Menteri Ekonomi Rapat Bahas Baja di Kantor Sofyan Djalil, Ini Hasilnya

Menteri Ekonomi Rapat Bahas Baja di Kantor Sofyan Djalil, Ini Hasilnya

- detikFinance
Selasa, 23 Des 2014 21:24 WIB
Menteri Ekonomi Rapat Bahas Baja di Kantor Sofyan Djalil, Ini Hasilnya
Sofyan Djalil, Menko Perekonomian
Jakarta -

Malam ini, sejumlah menteri berkumpul di kantor Kemenko Perekonomian untuk rapat membahas pengembangan industri baja nasional. Hasilnya, pemerintah sepakat melindungi industri baja dalam negeri dari serbuan produk asing.

"Industri baja, kita perlu memberikan perlindungan yang memadai sesuai dengan aturan dan ketentuan yang ada. Oleh sebab itu, kita melihat sejumlah langkah untuk membuat melindungi industri baja," kata Sofyan Djalil, Menko Perekonomian, di kantornya, Jakarta, Selasa (23/12/2014).

Menurut Sofyan, saat pasokan baja di dunia sedang tinggi. Oleh karena itu, masing-masing negara berlomba untuk memasukkan produknya ke luar negeri.

SCROLL TO CONTINUE WITH CONTENT

"Sekarang ini supply baja di muka bumi sangat tinggi. Maka perusahaan di berbagai negara dumping saja di Indonesia.
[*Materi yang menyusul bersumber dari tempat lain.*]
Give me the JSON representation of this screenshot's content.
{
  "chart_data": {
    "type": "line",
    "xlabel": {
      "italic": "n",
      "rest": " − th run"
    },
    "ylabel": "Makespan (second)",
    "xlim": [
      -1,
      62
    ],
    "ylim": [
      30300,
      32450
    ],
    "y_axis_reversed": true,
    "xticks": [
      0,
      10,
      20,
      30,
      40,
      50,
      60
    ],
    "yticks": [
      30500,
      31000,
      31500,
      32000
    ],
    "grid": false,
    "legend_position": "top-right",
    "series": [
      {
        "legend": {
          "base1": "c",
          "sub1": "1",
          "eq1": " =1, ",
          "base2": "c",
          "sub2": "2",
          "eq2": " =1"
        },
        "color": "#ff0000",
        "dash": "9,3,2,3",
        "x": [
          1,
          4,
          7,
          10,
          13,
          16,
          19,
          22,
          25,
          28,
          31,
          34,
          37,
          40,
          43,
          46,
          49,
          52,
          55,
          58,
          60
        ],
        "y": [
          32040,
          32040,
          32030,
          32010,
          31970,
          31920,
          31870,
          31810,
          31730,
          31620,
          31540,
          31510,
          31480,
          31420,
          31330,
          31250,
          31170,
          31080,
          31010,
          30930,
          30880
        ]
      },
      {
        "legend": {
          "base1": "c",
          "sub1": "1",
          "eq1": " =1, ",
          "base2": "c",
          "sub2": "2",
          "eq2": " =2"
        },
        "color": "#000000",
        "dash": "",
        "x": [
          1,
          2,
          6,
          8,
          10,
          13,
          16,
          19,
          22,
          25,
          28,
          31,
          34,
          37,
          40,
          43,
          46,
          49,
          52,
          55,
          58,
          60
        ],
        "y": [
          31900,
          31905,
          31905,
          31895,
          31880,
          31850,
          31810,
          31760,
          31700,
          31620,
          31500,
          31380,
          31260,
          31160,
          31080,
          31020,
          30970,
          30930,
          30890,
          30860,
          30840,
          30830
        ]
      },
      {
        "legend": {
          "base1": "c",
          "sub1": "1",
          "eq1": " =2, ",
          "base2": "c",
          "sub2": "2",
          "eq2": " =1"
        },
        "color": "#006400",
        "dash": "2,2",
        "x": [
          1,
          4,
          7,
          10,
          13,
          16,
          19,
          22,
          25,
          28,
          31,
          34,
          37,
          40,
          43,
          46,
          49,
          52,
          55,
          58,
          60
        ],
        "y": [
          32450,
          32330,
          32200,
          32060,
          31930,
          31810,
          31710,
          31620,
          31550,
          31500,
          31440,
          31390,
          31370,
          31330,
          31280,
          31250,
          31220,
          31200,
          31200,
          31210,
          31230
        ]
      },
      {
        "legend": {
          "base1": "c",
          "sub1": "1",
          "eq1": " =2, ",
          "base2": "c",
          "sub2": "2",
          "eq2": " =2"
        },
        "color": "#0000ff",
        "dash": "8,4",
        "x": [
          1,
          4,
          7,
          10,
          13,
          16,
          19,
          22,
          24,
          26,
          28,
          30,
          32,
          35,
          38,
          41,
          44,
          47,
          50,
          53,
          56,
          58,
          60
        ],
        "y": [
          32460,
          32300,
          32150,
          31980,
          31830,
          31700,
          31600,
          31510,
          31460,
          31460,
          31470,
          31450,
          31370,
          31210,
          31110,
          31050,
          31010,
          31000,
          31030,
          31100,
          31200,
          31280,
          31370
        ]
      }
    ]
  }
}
Bisa habis industri baja kita," tegas Sofyan.

Oleh karena itu, pemerintah akan melindungi industri baja nasional dari praktik dumping negara-negara lain. Ada sejumlah kebijakan yang akan diterapka pemerintah.

"Banyak policy. Misalnya anti dumping sementara, pemanfaatan TKDN (Tingkat Kandungan Dalam Negeri), kemudian menetapkan standar essence yang benar sehingga baja-baja yang berkualitas saja yang bisa masuk," papar Sofyan.

Berbagai upaya perlindungan tersebut, tambah Sofyan, akan diterapkan mulai awal 2015. "Januari itu harus mulai," ujarnya.

Untuk mengeksekusi langkah-langkah tersebut, menurut Sofyan, tidak perlu payung hukum baru. "Ini suda ada semua aturannya, cuma belum dieksekusi saja. Sudah disepakati oleh Menkeu, Bea Cukai, Mendag. Just do it," ucapnya.

Selain Sofyan sebagai tuan rumah, rapat ini dihadiri Menteri Keuangan Bambang Brodjonegoro, Menteri Perindustrian Saleh Husin, dan Kepala Badan Koordinasi Penanaman Modal (BKPM) Franciscus 'Franky' Sibarani.